Thanks again everyone for your help!

Circles are actually 0 To 2*Pi, unless they are reparameterized.

Most importantly, and not explicitly stated in the post you cite, reparameterizing a curve does not guarantee that ‘t’ = 0.5 will be its midpoint (or ‘t’ = 0.25 will be 1/4 of its length). It depends on the curve.

See what I meant by this?

The subject of ‘t’ values vs. length is more complex than I can explain.

Just to get the record straight (since I started this!): I just tested and it appears the default parameter domain for a circle is (0, 2πr)… AKA circumference (Unless there’s something I’m getting entirely wrong!) maybe just a typo in @DavidRutten’s original post I was quoting? … or a change since then?

And yes I totally get it about parameter not necessarily being linked to curve length or even proportional to distance… though in the case of circles they apparently are. (though not if they are made into nurbs!)
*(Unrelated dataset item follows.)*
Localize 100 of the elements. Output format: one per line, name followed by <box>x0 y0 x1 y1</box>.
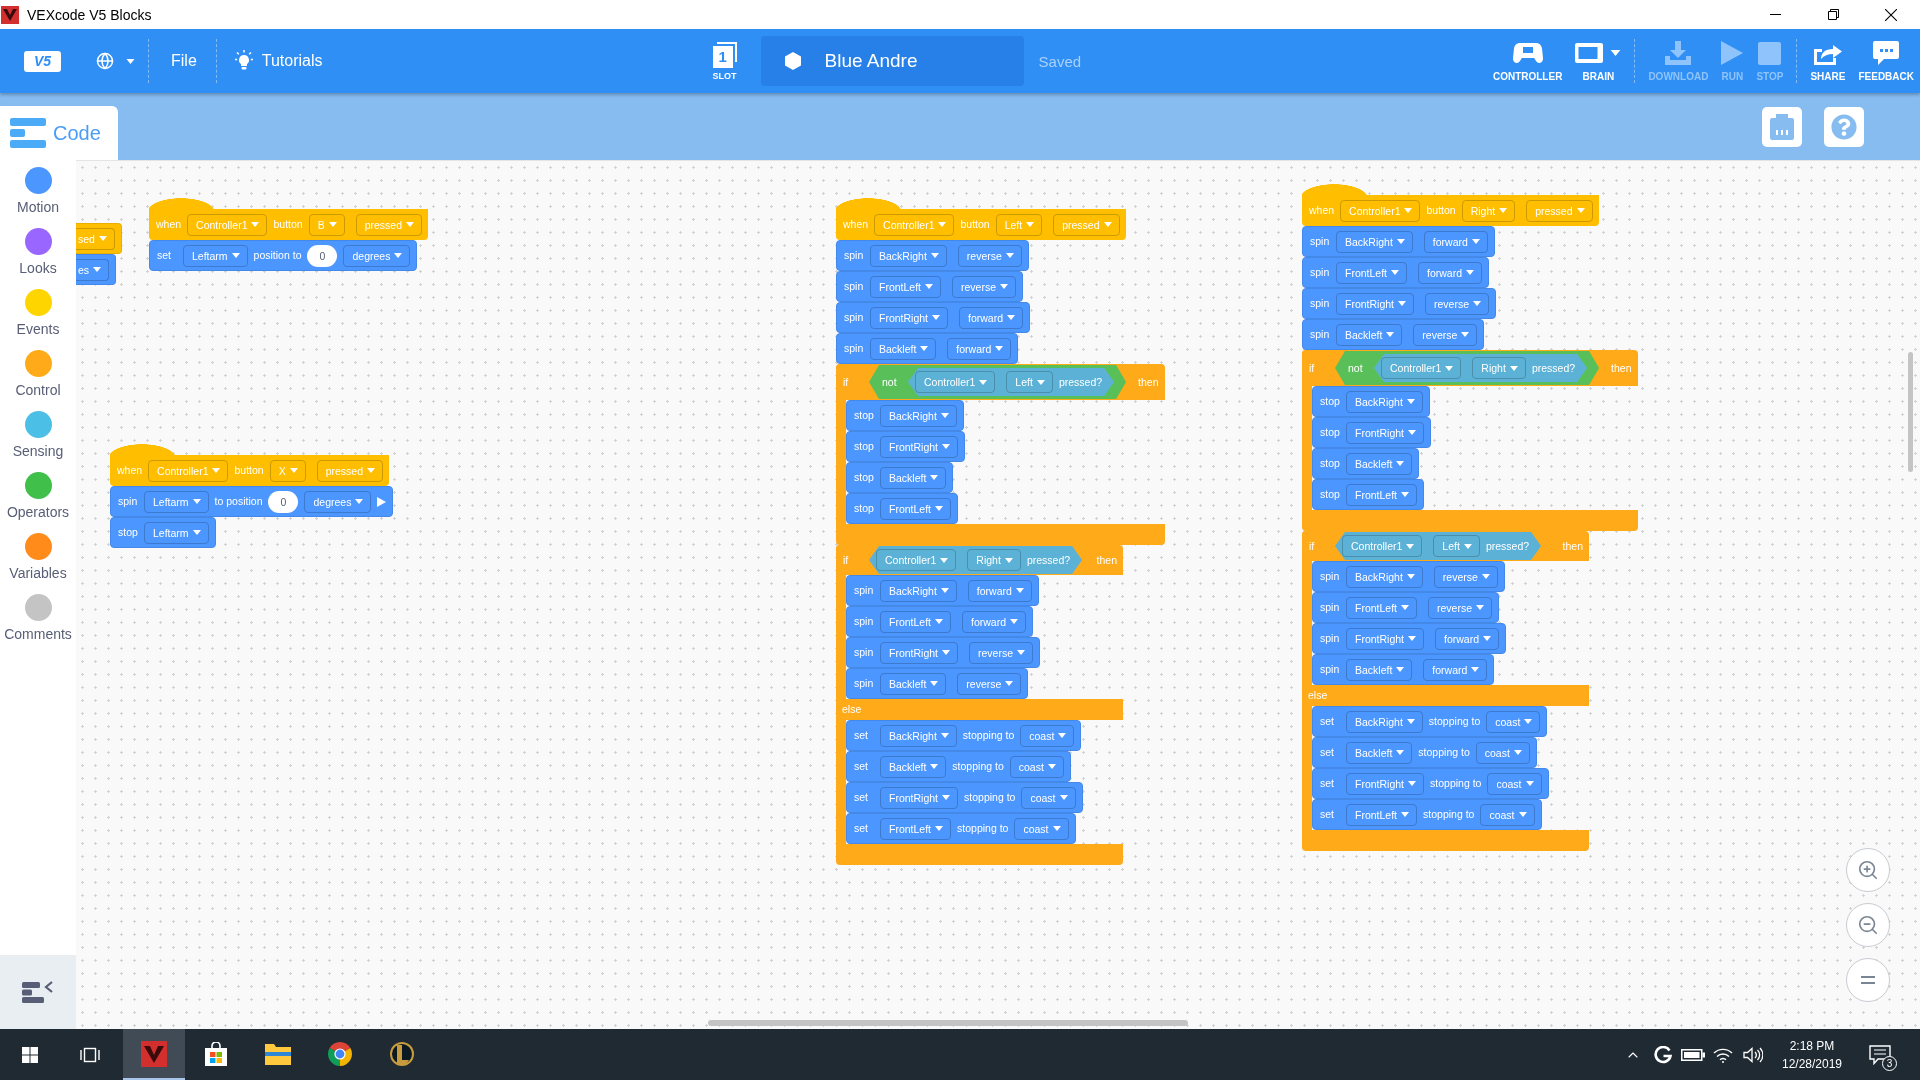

As to why use Pufferfish “Reparameterize Curve” tool --I like it because it also spits out the original parameter domain which is sometimes useful if you don’t want to actually reparameterize… but just want to know the domain… also just habit I guess…:wink:

WD

I’m kind of slow Daniel. It took me a while to realize that you posted this - I believe - because my initial diagram of the two points, regarded as foci, and their reflection in the line, is equivalent to two rotating ellipses.